K-Medoids, a partitional clustering algorithm, is particularly valuable for clustering data points into K clusters, where K is a user-defined parameter. The primary distinction between K-Medoids and K-Means lies in the choice of cluster representatives. In K-Medoids, these representatives are actual data points, known as “medoids,” as opposed to the arithmetic means or centroids used in K-Means. This key difference makes K-Medoids more robust to outliers and noisy data because it minimizes the influence of extreme values on cluster formation.

K-Medoids is a clustering algorithm that is part of the broader K-means family of clustering techniques. However, instead of relying on centroids as reference points, K-Medoids uses actual data points as representatives of clusters, making it more robust to outliers and noise. K-Medoids is particularly well-suited for scenarios where cluster centers need to be real observations, ensuring that clusters are anchored to actual data points, which can be especially valuable in fields such as biology, medicine, and pattern recognition.

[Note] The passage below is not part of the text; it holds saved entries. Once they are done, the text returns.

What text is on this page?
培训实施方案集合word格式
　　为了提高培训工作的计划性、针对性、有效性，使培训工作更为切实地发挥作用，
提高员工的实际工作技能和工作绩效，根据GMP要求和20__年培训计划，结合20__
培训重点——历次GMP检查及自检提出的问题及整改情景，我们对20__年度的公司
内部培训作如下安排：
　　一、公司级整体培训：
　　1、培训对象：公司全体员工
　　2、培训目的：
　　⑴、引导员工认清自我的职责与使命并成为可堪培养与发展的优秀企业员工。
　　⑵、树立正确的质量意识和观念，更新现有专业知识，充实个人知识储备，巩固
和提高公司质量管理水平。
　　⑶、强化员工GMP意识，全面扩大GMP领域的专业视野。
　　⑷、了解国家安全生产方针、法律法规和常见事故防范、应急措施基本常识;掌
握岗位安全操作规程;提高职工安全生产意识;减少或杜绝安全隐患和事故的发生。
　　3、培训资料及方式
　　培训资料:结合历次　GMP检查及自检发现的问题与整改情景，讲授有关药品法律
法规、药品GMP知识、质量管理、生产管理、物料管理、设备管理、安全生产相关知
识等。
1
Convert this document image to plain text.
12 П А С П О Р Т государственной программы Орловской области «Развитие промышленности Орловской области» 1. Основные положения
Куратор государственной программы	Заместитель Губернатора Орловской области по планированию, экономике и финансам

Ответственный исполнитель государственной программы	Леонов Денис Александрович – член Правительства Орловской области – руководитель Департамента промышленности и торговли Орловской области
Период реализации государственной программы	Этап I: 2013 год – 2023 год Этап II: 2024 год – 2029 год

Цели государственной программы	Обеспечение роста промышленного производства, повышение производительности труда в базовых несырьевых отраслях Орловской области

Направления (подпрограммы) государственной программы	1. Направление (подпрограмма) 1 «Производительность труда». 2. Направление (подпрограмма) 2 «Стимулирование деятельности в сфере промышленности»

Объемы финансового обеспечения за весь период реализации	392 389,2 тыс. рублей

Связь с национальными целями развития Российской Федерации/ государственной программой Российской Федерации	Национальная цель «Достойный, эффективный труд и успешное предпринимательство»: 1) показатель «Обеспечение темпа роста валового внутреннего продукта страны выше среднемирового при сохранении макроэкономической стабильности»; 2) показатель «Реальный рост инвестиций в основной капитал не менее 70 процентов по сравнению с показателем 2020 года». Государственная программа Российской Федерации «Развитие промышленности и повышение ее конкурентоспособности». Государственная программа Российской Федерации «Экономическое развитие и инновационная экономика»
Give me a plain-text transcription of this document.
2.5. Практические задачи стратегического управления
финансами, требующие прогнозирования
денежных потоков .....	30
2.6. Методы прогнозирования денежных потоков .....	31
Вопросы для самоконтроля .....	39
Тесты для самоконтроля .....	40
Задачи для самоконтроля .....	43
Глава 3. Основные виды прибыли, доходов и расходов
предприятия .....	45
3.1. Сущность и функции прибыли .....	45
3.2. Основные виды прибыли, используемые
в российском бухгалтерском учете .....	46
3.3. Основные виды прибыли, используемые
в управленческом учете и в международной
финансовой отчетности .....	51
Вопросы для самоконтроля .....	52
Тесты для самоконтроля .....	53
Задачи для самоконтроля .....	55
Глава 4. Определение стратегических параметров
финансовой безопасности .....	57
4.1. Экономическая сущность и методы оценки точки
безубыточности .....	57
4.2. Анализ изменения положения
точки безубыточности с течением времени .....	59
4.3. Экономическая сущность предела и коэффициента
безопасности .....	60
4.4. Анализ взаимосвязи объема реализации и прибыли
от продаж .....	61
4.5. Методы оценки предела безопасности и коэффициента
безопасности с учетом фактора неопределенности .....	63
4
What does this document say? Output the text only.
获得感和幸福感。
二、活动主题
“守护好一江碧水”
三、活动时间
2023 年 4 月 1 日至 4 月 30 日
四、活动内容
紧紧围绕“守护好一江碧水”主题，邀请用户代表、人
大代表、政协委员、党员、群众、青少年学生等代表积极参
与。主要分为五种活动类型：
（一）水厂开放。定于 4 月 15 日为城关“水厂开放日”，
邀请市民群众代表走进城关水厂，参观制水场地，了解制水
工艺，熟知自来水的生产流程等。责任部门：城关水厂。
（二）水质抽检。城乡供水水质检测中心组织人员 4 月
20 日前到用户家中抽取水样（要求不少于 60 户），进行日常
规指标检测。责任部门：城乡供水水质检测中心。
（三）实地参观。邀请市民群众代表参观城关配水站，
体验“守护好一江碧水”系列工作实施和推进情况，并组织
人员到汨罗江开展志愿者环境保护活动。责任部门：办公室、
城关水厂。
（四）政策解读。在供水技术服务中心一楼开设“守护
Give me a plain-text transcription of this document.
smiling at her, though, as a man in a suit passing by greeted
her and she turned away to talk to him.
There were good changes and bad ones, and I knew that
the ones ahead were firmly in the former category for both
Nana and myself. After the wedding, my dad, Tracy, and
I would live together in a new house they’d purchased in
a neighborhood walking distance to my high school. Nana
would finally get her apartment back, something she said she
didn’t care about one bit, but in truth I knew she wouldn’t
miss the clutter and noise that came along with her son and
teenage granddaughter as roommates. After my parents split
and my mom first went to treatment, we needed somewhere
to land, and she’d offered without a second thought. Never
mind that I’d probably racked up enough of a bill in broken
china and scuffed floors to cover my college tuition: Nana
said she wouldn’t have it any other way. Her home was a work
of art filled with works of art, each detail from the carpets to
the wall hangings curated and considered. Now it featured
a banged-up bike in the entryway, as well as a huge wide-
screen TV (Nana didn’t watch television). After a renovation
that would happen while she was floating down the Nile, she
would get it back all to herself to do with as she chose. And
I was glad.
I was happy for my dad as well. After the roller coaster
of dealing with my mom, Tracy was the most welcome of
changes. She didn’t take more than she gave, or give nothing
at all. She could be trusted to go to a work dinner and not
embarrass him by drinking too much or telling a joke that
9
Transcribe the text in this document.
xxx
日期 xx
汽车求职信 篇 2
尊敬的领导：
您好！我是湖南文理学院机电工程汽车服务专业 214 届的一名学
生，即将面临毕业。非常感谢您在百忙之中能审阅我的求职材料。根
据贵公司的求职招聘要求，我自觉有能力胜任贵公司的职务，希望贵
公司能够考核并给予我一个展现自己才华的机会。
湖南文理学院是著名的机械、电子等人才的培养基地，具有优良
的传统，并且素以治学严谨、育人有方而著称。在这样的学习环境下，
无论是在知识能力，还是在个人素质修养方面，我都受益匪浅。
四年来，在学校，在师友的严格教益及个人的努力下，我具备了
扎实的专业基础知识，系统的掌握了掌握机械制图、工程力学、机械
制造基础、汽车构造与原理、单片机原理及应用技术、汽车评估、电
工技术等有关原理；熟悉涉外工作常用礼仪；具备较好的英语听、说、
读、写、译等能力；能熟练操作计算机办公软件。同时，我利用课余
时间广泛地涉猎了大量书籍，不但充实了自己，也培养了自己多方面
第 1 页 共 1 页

The algorithm operates as follows: it starts by selecting K initial data points as the initial medoids. It then assigns each data point to the nearest medoid, forming initial clusters. Next, it iteratively evaluates the total dissimilarity of each data point to its cluster medoid. If a different data point within the same cluster serves as a better medoid, it is swapped, which can lead to more representative medoids. This process continues until there is minimal or no change in medoids, indicating convergence. K-Medoids often outperforms K-means when dealing with data points that are not easily represented by a centroid, as it provides more robust clustering results.

K-Medoids is valuable in various fields, including biology, where it can be used to identify representative biological samples, and in pattern recognition for robust cluster formation. Its ability to anchor clusters to real data points enhances the interpretability of results and makes it a useful tool for clustering when the true data structure is not well-suited to centroid-based approaches like K-Means.